Birkaç iyi adam!
Haberin Devamı ›
İstanbul’da sel, Zonguldak’ta göçük, Hakkari’de terör... Kâbus gibi bir haftayı geride bıraktık, onlarca ‘anlamsız ve zamansız’ ölüme ağladık. Televizyonlara bakıyorsunuz; feryat eden insanlar, kızının balçıktaki cansız bedenine ulaşabildiği için sevinen ana-babaları görüyorsunuz. Gazeteleri açıyorsunuz; bir hiç uğruna ölen o insanların acılarla yazılmış hayat öykülerini okuyorsunuz. ‘Ecelle ölüm’ mucize artık bu ülkede sanki.
Ancak hayat devam ediyor. Hem de nerede bırakmışsanız, tam oradan... Acıların kolay kolay dinmeyeceği gerçek, ama hayatımızın bir bölümünde de olsa ‘iyiler’den konuşmaya başlamamız da şart.
İşte bu duygular içinde bugün bu satırları Süper Lig’in 5. haftasındaki ‘iyilere’ ayırıyoruz.
***
Öncelikle derbideyiz. 90 dakika içinde neler yaşandığını hepiniz biliyorsunuz; Galatasaray, Beşiktaş’ı 3-0’la geçti, yarıştaki fark henüz 5. haftada 9 puana yükseldi. Ancak bizim değineceğimiz, bu mücadelenin finali... Hakem son düdüğü çaldı ve birkaç dakika önce birbirleriyle korakor mücadele veren iki takım futbolcuları yanyana geldi. Serdar Özkan ile Caner forma değişti; Mehmet Topal, Serdar’dan telefonunu istedi; Nonda ile Ferrari bir İstanbul gecesinde buluşmak üzere sözleşti.

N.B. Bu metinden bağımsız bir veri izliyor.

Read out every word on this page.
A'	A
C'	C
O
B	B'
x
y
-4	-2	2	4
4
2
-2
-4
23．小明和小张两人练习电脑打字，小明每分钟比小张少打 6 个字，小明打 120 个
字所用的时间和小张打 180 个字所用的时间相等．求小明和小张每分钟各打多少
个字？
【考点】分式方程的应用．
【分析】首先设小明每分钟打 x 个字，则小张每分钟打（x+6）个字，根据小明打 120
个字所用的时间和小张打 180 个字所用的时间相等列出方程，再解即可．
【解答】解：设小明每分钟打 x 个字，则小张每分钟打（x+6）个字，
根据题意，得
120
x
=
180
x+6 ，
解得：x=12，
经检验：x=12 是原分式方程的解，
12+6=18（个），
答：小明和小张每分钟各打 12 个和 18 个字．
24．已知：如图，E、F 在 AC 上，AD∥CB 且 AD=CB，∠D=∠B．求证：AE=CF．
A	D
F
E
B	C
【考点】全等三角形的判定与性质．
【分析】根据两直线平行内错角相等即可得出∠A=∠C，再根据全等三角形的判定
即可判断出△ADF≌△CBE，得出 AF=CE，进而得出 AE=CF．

Kimse bir futbol maçına ‘ölüm-kalım’ anlamı yüklemesin artık. Gördünüz işte; Altı üstü bir maçtı, oynandı ve bitti.
***
Onlar için yeni sezon hiç de iyi başlamamıştı. Olimpiyat Stadı’nda ters asılan pankartlar da, taraftarın takımına gönderdiği ‘ince ve düzeyli’ bir protestoydu. Ancak müthiş oynadılar, bu 90 dakikaya bir futbol maçından daha çok ‘bir kimlik savaşı’ olarak baktılar. Oynadıkları takımın büyüklüğü tartışılmaz, ancak kaybetseler ‘büyük takımın küçük futbolcuları’ ilan edileceklerdi. Belediye’ye 6 gol atarak ‘küçük’ olmadıklarını kanıtladılar. Onlar rahatladı, İstanbul devlerinin aklı karıştı! Egemen’e ayrı bir parantez açılmalı; küllerinden doğdu, bir kaptana yakışanı yaptı, yeniden varoldu.
***
Puan cetvelinde Galatasaray ile Fenerbahçe aldı başını gidiyor. Peşlerinde Eskişehir var, Manisa var, Diyarbakır var. Rıza Çalımbay, Mesut Bakkal ve Ziya Doğan’a önce tebrik, sonra alkışlar...
***
NOT: Mustafa Sarp da bu yazıdaki ‘iyiler’ arasında yer alacaktı. Ancak Orhan Yıldırım’ın köşesinde okuduklarımız nedeniyle maalesef auta çıktı.